Madagascar Essay, Research Paper
Madagascar, formally called the Malagasy Republic, is an island nation in the Indian Ocean. It is located about 250 miles across the Mozambique Channel from the southeastern coast of Africa. About the same size as Texas, Madagascar is the fourth- largest island in the world, including its five small offshore island territories. Antananarivo is the capitol and principal city of Madagascar. The basic racial type of the people is Malayo-Polynesian. The Malagasy are divided into 18 different ethnic groups. The largest is the Merina. About 98% of the population are Malagasy, but there are small minorities from the nearby Comoros, as well as some French, Indians, and Chinese (4). Like the people, the Malagasy language is of Malayo-Polynesian origin. It has also borrowed from the Bantu languages of southern Africa and from Arabic and French. Both Malagasy and French are official languages. Madagascar is 51% Christian, 47% African religions, and 2% Islam (4). Madagascar is a heterogeneous nation, due to the number of religions and ethnic groups.
It is believed that Madagascar was inhabited about the 1st century AD, when the Indonesian seafarers arrived. By the 7th century, Arabs established trading posts in coastal areas (2). The French arrived in 1643 and established a trading post at Fort Dauphin. During the late 16th century, the Merina kingdom was founded, with it’s capitol at Antananarivo. Britain gave its interests to France in 1890, and Madagascar became a French colony. During this time, Madagascar benefitted from the colonial experience because it was influenced by these countries.

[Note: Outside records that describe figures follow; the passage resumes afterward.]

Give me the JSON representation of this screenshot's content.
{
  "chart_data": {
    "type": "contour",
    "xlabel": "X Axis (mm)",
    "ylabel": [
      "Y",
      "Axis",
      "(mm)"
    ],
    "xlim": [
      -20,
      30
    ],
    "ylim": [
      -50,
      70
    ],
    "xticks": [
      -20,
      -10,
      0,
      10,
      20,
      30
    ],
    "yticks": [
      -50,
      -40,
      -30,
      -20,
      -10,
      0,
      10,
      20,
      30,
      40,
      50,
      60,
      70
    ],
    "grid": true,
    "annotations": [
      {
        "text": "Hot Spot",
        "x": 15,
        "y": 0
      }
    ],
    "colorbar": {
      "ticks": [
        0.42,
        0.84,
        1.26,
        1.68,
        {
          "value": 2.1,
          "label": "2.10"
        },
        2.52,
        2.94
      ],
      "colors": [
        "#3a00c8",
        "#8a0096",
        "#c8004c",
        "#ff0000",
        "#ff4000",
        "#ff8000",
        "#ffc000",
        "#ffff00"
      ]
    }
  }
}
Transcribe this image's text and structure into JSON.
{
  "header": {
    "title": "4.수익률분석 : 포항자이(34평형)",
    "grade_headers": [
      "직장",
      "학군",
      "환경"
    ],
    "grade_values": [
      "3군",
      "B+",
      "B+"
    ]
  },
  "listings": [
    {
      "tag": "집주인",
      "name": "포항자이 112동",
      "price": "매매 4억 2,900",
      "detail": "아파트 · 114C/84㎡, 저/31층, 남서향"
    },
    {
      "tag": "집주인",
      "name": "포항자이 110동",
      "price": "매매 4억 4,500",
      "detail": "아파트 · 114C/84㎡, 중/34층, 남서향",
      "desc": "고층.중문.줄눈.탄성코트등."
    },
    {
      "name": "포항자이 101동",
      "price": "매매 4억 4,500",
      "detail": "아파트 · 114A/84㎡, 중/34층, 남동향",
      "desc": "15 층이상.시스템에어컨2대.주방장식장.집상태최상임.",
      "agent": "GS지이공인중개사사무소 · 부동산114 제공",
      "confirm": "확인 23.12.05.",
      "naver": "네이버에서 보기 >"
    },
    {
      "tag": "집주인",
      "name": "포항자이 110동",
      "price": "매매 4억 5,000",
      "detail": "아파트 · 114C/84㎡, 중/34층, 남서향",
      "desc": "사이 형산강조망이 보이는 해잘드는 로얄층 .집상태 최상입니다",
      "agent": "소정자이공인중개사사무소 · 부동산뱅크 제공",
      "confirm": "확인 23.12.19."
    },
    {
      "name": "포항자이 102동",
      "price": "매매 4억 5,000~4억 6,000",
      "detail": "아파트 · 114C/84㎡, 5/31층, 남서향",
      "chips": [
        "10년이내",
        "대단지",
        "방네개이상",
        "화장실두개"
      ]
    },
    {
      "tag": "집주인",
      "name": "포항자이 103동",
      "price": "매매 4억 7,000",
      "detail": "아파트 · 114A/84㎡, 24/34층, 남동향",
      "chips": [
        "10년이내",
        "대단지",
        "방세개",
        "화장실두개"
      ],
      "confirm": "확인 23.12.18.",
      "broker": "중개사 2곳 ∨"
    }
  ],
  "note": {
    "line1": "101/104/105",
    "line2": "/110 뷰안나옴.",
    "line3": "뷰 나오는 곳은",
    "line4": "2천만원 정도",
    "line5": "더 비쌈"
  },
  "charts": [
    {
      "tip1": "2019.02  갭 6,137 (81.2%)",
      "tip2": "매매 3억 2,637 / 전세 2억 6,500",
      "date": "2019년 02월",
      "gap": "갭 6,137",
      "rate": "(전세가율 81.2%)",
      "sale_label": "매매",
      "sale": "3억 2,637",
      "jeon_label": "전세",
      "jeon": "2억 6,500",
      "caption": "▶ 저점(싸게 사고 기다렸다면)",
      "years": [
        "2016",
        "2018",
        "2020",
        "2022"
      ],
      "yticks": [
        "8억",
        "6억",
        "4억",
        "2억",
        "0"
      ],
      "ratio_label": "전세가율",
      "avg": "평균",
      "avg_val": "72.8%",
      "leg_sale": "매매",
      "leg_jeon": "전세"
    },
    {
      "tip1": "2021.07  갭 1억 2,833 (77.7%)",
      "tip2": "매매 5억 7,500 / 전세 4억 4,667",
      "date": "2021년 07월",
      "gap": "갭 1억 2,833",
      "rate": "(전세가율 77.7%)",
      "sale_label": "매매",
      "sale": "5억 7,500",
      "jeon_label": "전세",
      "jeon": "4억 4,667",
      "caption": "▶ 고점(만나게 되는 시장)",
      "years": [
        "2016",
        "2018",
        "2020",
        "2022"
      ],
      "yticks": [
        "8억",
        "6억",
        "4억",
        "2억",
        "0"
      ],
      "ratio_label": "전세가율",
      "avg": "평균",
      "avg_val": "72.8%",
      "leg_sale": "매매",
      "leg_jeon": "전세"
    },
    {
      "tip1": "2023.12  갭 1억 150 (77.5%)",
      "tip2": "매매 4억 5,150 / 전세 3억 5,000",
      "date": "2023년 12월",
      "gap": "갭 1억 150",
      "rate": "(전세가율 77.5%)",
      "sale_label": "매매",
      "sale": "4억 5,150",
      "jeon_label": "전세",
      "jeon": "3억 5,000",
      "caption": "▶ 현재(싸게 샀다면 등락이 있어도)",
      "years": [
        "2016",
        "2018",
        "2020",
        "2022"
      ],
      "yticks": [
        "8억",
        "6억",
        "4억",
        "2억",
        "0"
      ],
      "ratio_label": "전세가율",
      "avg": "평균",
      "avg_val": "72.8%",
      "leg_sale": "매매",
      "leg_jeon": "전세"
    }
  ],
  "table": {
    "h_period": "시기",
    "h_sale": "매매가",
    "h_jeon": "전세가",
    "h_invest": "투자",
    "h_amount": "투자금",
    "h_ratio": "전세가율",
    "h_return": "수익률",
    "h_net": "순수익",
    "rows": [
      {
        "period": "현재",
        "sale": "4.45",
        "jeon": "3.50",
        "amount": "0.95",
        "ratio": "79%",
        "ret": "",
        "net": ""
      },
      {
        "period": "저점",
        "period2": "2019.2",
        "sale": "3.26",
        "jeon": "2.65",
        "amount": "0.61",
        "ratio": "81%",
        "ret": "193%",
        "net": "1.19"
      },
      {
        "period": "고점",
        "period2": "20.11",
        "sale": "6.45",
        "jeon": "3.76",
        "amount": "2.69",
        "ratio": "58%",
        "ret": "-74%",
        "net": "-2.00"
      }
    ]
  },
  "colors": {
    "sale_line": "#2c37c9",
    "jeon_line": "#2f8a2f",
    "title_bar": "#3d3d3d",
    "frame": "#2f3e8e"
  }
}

During World War II, however, a series of events occurred, and leadership changed hands many times. After the war, Madagascar was turned over to the Free French in 1943. In 1947, there was a revolt against the French, and an estimated 11,000 to 80,000 were killed (3). Then, in 1960, the Malagasy Republic became independent from France on June 26. Philibert Tsiranana became the president. Army officers seized the power in 1972 and General Gabriel Ranamantsoa became the new president. In 1975, Didier Ratsiraka became president and a new constitution changed the name of the country from Malagasy Republic to Democratic Republic of Madagascar (4). As demands for Ratsiraka’s resignation increased, the resistance formed a rival government headed by prime minister Albert Zafy in 1991. A multiparty constitution was introduced, and was approved by voters in August 1992. Zafy defeated Ratsiraka in the presidential election of 1993. Zafy was forced to resign in September 1996, and prime minister Norbert Ratsirahoana became president as well as prime minister. France and Madagascar have a decent relationship after all the switching hands of power. This off-shore island has had many difficulties in getting to where it is now, and there will surely be more. In time, Madagascar might become an independent nation, separate from bad leaders and corrupt political systems.